Nat. Catal.:单原子Co–N–C催化剂用于质子交换膜燃料电池的性能增强及衰退机理研究图2. 原子级分散Co-N-C催化剂的结构表征。

    随后,作者采用RRDE技术在O2饱和的0.5 M H2SO4电解液中对催化剂的ORR活性进行了评估。在没有Co掺杂的情况下,NC催化剂表现出较差的活性,起始电位仅为0.78 V,E1/2仅为0.61 (图3a)。相比之下,Co(mIm)–NC(1.0)表现出优异的ORR活性,Eonset为0.93V,E1/2为0.82V,而且活性随着催化剂中Co含量的增加而不断增加。Co(mIm)–NC(1.0)的H2O2产率低于1.5%(图3b),这表明其催化ORR的反应路径为四电子(4e)途径。此外,在1.0 bar H2/O2的燃料电池测试中,Co(mIm)–NC(1.0)在0.9 ViR-free (图3c)时可产生高达0.022 A cm2的电流密度,在0.87 ViR-free时的电流密度为0.044 A cm2,该值比美国能源部的目标低30 mV (0.044 A cm2 at 0.90 ViR-free)。此外,该燃料电池的峰值功率密度为0.64 W cm−2(图3d),这是H2/O2 PEM燃料电池中使用non-Fe PGM-free催化剂的最佳活性。

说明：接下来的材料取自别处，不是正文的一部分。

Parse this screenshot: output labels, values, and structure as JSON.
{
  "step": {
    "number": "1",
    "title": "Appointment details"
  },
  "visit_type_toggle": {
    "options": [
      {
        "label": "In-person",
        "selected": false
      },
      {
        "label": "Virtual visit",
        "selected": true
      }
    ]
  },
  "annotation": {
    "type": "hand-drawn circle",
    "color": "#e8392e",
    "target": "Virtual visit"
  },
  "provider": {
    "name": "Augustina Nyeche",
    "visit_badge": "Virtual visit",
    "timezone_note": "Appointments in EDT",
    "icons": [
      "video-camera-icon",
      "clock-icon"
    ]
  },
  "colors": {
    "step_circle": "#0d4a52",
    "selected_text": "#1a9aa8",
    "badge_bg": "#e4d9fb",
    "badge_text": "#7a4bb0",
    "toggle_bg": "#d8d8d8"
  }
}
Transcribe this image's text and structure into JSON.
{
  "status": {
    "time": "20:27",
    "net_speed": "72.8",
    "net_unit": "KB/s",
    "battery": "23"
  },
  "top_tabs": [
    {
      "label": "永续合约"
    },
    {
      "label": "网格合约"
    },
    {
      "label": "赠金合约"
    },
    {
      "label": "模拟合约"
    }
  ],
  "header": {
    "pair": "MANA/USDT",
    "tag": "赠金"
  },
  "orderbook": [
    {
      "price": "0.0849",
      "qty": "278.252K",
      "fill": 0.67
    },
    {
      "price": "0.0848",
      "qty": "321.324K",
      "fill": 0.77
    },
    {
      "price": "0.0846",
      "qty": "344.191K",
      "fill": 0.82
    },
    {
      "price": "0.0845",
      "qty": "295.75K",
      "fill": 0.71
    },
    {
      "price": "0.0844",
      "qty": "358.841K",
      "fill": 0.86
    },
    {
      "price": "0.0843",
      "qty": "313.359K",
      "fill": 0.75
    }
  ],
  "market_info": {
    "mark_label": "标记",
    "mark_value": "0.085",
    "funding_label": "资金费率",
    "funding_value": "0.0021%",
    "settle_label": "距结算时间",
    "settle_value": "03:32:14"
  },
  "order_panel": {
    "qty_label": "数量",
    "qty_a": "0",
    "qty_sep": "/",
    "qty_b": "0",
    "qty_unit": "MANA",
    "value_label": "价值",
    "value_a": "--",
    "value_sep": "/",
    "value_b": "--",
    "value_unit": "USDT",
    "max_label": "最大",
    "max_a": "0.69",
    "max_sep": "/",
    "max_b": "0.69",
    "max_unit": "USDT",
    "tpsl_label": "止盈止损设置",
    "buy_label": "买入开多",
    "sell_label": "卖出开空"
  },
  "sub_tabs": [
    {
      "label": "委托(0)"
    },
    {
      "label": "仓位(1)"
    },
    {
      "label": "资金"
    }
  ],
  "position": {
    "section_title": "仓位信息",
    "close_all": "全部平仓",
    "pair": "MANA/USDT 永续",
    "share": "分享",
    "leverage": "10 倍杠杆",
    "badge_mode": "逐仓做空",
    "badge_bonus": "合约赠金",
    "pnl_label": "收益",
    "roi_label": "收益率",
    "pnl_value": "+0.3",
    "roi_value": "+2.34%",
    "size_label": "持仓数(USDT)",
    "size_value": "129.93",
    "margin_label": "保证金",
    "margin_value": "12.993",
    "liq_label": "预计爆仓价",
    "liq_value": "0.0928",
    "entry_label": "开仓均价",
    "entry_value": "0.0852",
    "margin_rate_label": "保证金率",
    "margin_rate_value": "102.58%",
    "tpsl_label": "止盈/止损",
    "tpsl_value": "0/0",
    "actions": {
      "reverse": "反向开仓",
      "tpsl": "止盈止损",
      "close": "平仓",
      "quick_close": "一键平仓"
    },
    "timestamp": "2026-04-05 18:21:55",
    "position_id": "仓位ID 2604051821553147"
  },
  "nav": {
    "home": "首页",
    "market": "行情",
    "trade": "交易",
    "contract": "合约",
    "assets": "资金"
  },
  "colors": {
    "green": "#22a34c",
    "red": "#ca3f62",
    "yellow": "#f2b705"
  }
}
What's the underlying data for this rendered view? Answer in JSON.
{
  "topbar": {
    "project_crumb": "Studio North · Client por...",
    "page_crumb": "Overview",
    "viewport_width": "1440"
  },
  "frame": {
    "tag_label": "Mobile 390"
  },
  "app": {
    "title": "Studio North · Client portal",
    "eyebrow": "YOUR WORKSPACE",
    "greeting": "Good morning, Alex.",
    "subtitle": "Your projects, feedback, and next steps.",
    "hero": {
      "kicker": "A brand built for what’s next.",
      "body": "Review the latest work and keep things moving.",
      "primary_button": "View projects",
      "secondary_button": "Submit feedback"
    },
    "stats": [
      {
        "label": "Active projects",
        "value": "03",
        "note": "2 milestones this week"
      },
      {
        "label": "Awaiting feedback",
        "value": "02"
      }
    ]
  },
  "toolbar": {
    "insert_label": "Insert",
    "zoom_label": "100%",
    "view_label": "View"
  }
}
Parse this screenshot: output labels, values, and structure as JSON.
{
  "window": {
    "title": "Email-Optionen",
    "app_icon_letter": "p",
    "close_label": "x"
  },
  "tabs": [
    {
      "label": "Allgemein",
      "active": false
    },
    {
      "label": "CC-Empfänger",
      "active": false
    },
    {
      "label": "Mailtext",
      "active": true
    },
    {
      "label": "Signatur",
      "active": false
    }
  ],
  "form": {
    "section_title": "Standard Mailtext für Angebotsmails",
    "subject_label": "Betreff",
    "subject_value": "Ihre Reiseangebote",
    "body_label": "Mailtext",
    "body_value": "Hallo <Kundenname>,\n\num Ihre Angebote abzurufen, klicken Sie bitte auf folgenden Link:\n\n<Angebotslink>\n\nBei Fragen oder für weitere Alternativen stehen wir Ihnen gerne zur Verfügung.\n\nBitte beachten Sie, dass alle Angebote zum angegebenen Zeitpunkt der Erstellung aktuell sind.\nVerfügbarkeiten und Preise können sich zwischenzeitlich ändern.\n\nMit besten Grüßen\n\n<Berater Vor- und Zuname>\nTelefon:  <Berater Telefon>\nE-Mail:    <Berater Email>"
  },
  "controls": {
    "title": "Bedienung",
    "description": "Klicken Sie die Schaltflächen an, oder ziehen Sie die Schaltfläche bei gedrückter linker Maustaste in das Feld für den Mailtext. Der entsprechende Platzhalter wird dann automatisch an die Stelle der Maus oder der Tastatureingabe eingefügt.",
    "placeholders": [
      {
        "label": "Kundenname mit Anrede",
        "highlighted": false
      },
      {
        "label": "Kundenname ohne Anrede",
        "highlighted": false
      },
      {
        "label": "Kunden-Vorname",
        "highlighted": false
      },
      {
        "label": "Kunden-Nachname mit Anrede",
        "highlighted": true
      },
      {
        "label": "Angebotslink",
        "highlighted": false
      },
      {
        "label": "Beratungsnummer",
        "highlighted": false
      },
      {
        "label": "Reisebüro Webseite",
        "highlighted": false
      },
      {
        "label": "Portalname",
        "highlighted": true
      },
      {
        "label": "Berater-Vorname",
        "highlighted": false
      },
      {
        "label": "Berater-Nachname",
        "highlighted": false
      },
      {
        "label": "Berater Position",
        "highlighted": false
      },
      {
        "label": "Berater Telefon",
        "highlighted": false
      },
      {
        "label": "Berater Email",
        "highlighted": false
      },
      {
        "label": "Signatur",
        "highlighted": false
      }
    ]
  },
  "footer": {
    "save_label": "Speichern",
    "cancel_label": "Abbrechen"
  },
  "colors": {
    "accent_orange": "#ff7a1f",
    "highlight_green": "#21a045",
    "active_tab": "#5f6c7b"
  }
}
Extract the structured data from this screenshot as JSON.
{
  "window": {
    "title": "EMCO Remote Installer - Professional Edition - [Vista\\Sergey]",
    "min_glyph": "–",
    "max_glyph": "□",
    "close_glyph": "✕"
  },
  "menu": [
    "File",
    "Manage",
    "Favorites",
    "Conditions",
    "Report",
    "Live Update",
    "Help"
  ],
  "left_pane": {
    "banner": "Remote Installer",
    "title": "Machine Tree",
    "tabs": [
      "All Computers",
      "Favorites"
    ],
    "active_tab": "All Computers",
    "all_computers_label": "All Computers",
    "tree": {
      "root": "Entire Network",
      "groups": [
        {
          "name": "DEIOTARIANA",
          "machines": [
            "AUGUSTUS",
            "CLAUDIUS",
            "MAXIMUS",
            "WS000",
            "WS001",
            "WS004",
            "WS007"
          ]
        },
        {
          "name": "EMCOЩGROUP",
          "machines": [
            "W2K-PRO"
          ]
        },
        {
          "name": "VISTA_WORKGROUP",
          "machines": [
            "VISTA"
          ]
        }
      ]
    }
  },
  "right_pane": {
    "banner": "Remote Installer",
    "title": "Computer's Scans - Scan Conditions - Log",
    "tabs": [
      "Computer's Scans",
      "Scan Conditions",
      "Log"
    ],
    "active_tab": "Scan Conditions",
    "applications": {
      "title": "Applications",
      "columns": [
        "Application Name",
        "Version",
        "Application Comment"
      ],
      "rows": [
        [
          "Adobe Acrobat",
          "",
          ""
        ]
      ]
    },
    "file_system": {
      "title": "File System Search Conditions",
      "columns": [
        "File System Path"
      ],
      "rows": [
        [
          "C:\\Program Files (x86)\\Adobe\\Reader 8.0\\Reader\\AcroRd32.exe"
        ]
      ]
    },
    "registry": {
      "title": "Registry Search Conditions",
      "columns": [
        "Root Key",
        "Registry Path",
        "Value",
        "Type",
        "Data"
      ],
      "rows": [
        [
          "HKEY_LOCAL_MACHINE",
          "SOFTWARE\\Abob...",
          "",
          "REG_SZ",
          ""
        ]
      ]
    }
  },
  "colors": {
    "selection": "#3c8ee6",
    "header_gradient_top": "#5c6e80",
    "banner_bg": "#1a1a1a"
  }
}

Nat. Catal.:单原子Co–N–C催化剂用于质子交换膜燃料电池的性能增强及衰退机理研究图3. RRDE和PEM燃料电池性能测试。

    在充满氧气的0.5 M H2SO4电解液中于0.6-1.0 V的电位之间进行10000次循环后,Co(mIm)–NC(1.0)在0.85 V时的电流密度仅衰减了11% (图4a),比Fe(mIm)–NC(1.0)催化剂低4倍多,后者衰减了47%(图4b)。在耐久性试验后,Co(mIm)–NC(1.0)的电容电流(图4a插图)和H2O2产率(图4c)的增加值远低于Fe(mIm)–NC(1.0) (图4b插图和图4c),这表明Co(mIm)–NC(1.0)的氧化和降解要低得多。此外,使用Co(mIm)–NC(1.0)阴极的燃料电池在0.7 V下的电流密度降低了20.5%,而使用Fe(mIm)–NC(1.0)阴极的燃料电池的电流密度降低了46.8%(图4d)。

Nat. Catal.:单原子Co–N–C催化剂用于质子交换膜燃料电池的性能增强及衰退机理研究图4 催化剂在RRDE和MEA上的耐久性研究。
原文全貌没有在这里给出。